– Wydaje mi się, że kluczem do zrozumienia śmierci Andrzeja Leppera jest jego słynne przemówienie w Sejmie – uważa Witold Gadowski, jeden z bohaterów programu Doroty Kani pt. "Gry Tajnych Służb".
Witold Gadowski, dziennikarz śledczy
– Andrzej Lepper w świetnym stylu retorycznym przedstawił obraz elit III RP. Podał po nazwisku polityków, którzy brali łapówki, którzy kontaktowali się z obcymi wywiadami, którzy służyli lobbystom. Powiedział to wprost. To było do tego stopnia szokujące i przerażające, że prowadzący obrady marszałek Borowski kilkukrotnie zdębiał i upominał Leppera czy ten wie co mówi. Lepper odpowiadał, że doskonale zdaje sobie sprawę z tego co mówi. Andrzej Lepper wygłosił najmocniejsze przemówienie w Sejmie po 1989 r. W tym przemówieniu oskarżył kilkunastu polityków (w tym Tuska, Cimoszewicza, Piskorskiego) o konkretne przestępstwa.
Artur Balazs, minister rolnictwa w latach 1999-2001
– Miałem poczucie, że ten człowiek chce coś dobrego zrobić. Jego działania porównywałem trochę do swojej własnej aktywności w Solidarności jeszcze w podziemiu. Uważałem, że ma dobre intencje. Że ma czyste intencje dotyczące rozwiązywania różnych problemów.
– Jego żona mi opowiadała w szczegółach ostatnie 48 godzin z jego życia.
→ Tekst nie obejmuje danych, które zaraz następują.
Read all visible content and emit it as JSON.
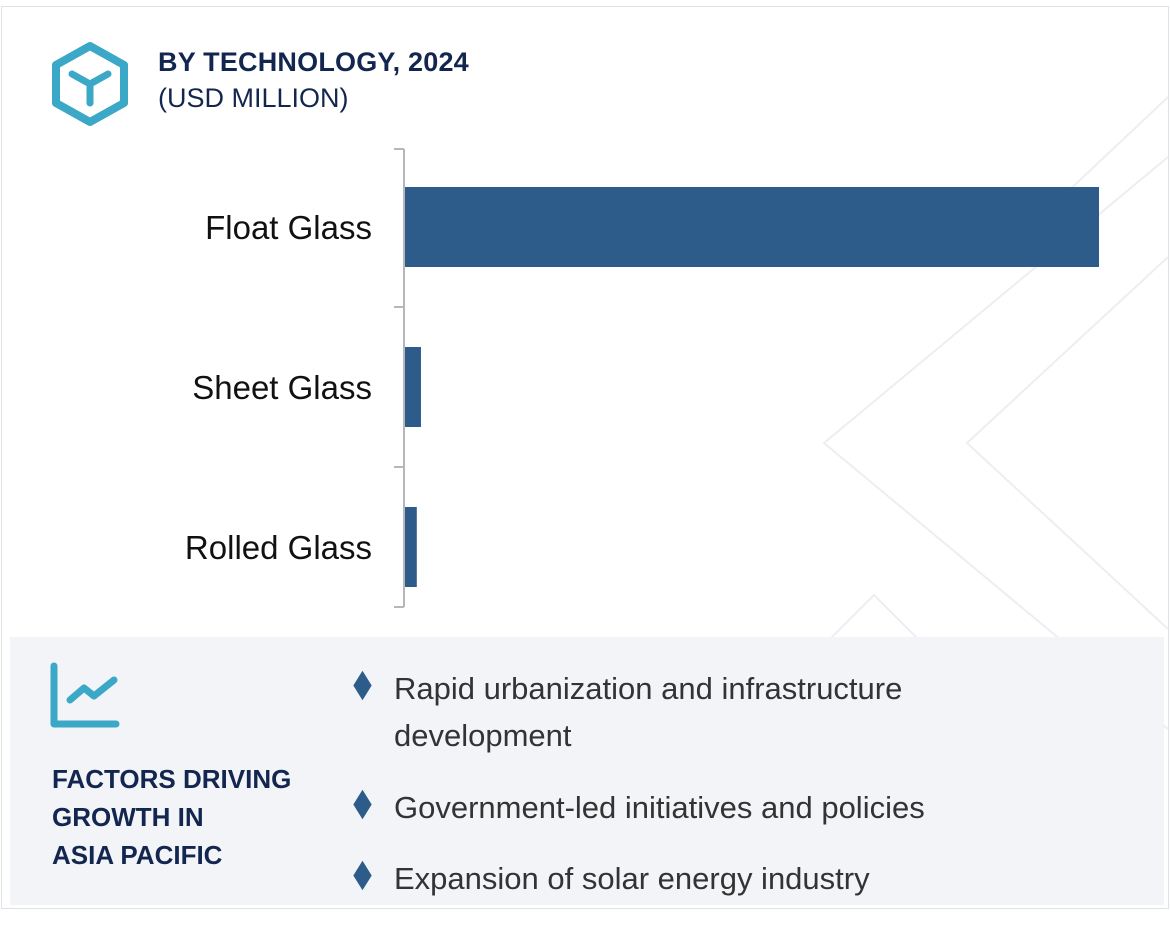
{
  "header": {
    "title": "BY TECHNOLOGY, 2024",
    "subtitle": "(USD MILLION)",
    "icon": "hexagon-y-icon"
  },
  "chart_data": {
    "type": "bar",
    "orientation": "horizontal",
    "title": "BY TECHNOLOGY, 2024",
    "subtitle": "(USD MILLION)",
    "categories": [
      "Float Glass",
      "Sheet Glass",
      "Rolled Glass"
    ],
    "values": [
      100,
      2.3,
      1.7
    ],
    "value_note": "relative (no axis values shown)",
    "xlim": [
      0,
      100
    ],
    "grid": false,
    "bar_color": "#2d5c8a"
  },
  "factors": {
    "icon": "line-chart-icon",
    "title_lines": [
      "FACTORS DRIVING",
      "GROWTH IN",
      "ASIA PACIFIC"
    ],
    "items": [
      "Rapid urbanization and infrastructure development",
      "Government-led initiatives and policies",
      "Expansion of solar energy industry"
    ]
  },
  "colors": {
    "accent": "#3aa8c6",
    "navy": "#13264f",
    "bar": "#2d5c8a",
    "panel": "#f3f4f8"
  }
}
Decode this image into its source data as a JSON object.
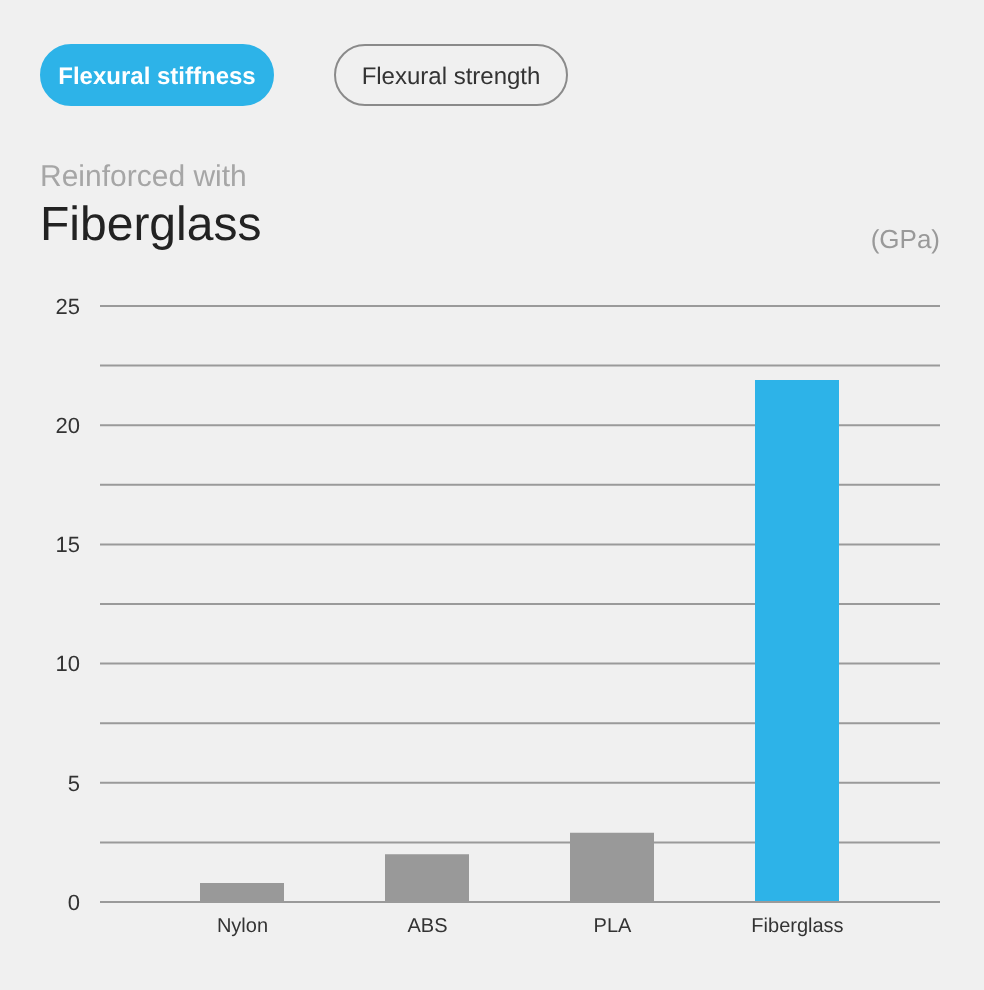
{
  "chart_data": {
    "type": "bar",
    "title": "Fiberglass",
    "subtitle": "Reinforced with",
    "ylabel": "(GPa)",
    "annotations": [
      "Flexural stiffness",
      "Flexural strength"
    ],
    "categories": [
      "Nylon",
      "ABS",
      "PLA",
      "Fiberglass"
    ],
    "values": [
      0.8,
      2.0,
      2.9,
      21.9
    ],
    "colors": [
      "#999999",
      "#999999",
      "#999999",
      "#2db3e8"
    ],
    "ylim": [
      0,
      25
    ],
    "yticks": [
      0,
      {
        "value": 2.5,
        "label": null
      },
      5,
      {
        "value": 7.5,
        "label": null
      },
      10,
      {
        "value": 12.5,
        "label": null
      },
      15,
      {
        "value": 17.5,
        "label": null
      },
      20,
      {
        "value": 22.5,
        "label": null
      },
      25
    ],
    "grid": "y"
  }
}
W przededniu śmierci był u siebie w domu, nocował tam. Żona go zachęcał, żeby wrócił na gospodarstwo. Przekonywała go, że Samoobrona już nie wróci do władzy, że syn jest chory. Andrzej przyjął to ze zrozumieniem. Powiedział, że ma ostatni wyjazd do Szczecina. Mówił, że jest to bardzo ważny wyjazd i musi tam coś załatwić. Potem powiedział, że jest w Warszawie i że musi coś bardzo ważnego załatwić. Żona czuła, że Andrzej jest przestraszony, że coś jest nie tak.
Tomasz Sakiewicz, redaktor naczelny "Gazety Polskiej"
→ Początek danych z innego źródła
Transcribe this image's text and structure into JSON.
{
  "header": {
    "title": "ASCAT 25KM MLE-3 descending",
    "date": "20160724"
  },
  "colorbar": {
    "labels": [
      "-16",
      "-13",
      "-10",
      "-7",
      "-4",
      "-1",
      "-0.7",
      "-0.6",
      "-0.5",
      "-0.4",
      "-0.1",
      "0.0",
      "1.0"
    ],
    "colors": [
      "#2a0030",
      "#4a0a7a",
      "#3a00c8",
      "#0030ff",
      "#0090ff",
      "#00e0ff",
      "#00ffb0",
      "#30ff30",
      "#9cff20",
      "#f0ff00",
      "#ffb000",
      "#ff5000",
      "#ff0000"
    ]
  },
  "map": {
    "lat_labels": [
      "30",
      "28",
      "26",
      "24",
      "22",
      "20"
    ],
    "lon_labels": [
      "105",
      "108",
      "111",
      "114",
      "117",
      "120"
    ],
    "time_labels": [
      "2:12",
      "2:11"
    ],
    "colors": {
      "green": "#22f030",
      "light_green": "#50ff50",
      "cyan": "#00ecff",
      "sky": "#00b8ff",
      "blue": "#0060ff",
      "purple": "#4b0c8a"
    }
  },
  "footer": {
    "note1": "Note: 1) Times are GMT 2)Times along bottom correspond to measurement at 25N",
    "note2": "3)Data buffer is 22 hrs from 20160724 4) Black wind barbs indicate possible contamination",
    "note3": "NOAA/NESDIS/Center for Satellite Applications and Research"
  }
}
– Andrzej Lepper chciał się umówić z Jarosławem Kaczyńskim. Mieliśmy wspólnego informatora, który powiedział, że Lepper chce wyjawić tajemnicę 40. piętra, że chce ze mną porozmawiać oraz przekazać te informacje Jarosławowi Kaczyńskiemu. Powiedziałem, że mogę się spotkać z Lepperem i nic więcej nie obiecywałem. Umówiliśmy się na to spotkanie w Łazienkach. Stał do mnie bokiem na otwartym terenie i cały czas robił wszystko, żeby bardzo słabo było go słychać.